The fear is an example of water's psychological impact. "If there is a war here in the future, it will be over water," the former chairman of Pakistan's Securities and Exchange Commission, Tariq Hassan, told me. International water disputes worried him, but so did domestic water conflict. "That could be tomorrow."
More recently, militant groups have used water to mobilize anti-India sentiment: Hafiz Saeed, the founder of the Pakistani militant group allegedly behind the 2008 terror attack in Mumbai, accused India of "water terrorism."
At the time I was there in 2009, officials were occupied with fighting the Taliban in the Swat Valley and dealing with more than a million displaced people. In Mardan, where some had fled to, I watched thousands of tents rapidly filling in a green field. The fortunate among them were close to blue water tanks spray-painted "UNICEF." The next year, after they'd returned home to the Swat Valley, they were hit by a devastating flood from the Indus – a phenomenon that will be intensified by accelerated glacial melting and more erratic monsoons.

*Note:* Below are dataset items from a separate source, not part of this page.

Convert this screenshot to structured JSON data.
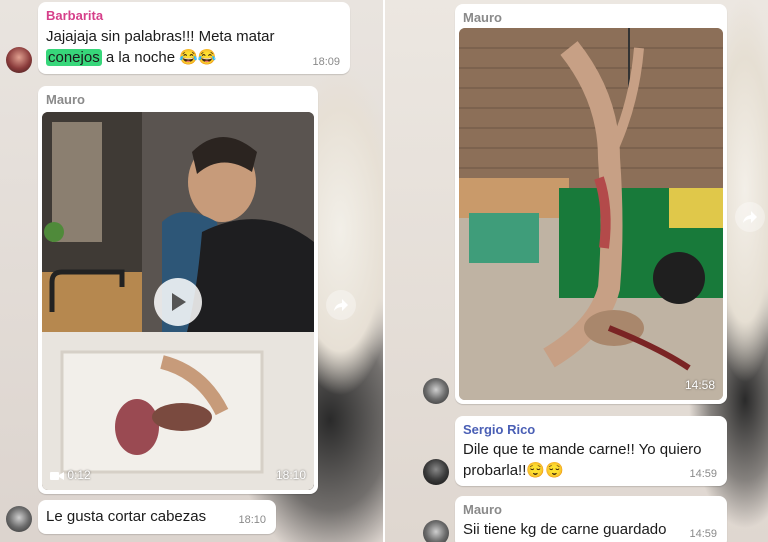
{
  "left": {
    "msg1": {
      "sender": "Barbarita",
      "sender_color": "#d63f8a",
      "text_before": "Jajajaja sin palabras!!! Meta matar",
      "highlight": "conejos",
      "text_after": " a la noche 😂😂",
      "time": "18:09"
    },
    "video": {
      "sender": "Mauro",
      "sender_color": "#8a8a8a",
      "duration": "0:12",
      "time": "18:10"
    },
    "msg3": {
      "text": "Le gusta cortar cabezas",
      "time": "18:10"
    }
  },
  "right": {
    "photo": {
      "sender": "Mauro",
      "sender_color": "#8a8a8a",
      "time": "14:58"
    },
    "msg_sergio": {
      "sender": "Sergio Rico",
      "sender_color": "#4a5fb5",
      "line1": "Dile que te mande carne!! Yo quiero",
      "line2": "probarla!!😌😌",
      "time": "14:59"
    },
    "msg_mauro": {
      "sender": "Mauro",
      "sender_color": "#8a8a8a",
      "text": "Sii tiene kg de carne guardado",
      "time": "14:59"
    }
  },
  "icons": {
    "share": "share-arrow-icon",
    "play": "play-icon",
    "video": "video-camera-icon"
  }
}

The challenge of understanding the water crisis is recognizing the myriad ways water shapes lives and how the narrow margins on which many survive may change.
The consequences will fall the hardest where the margins are thinnest. In Islamabad, I stood on a dusty hill above a small, polluted stream where hundreds of tents were set up to receive refugees from the Swat Valley conflict. A doctor made rounds, treating waterborne illnesses. It was a scene that would be repeated after the floods the next year, and it didn't inspire optimism about global preparedness for the complex challenges ahead. Pointing at the dry, sunbaked slope beneath his feet, one refugee told me: "There is no life here."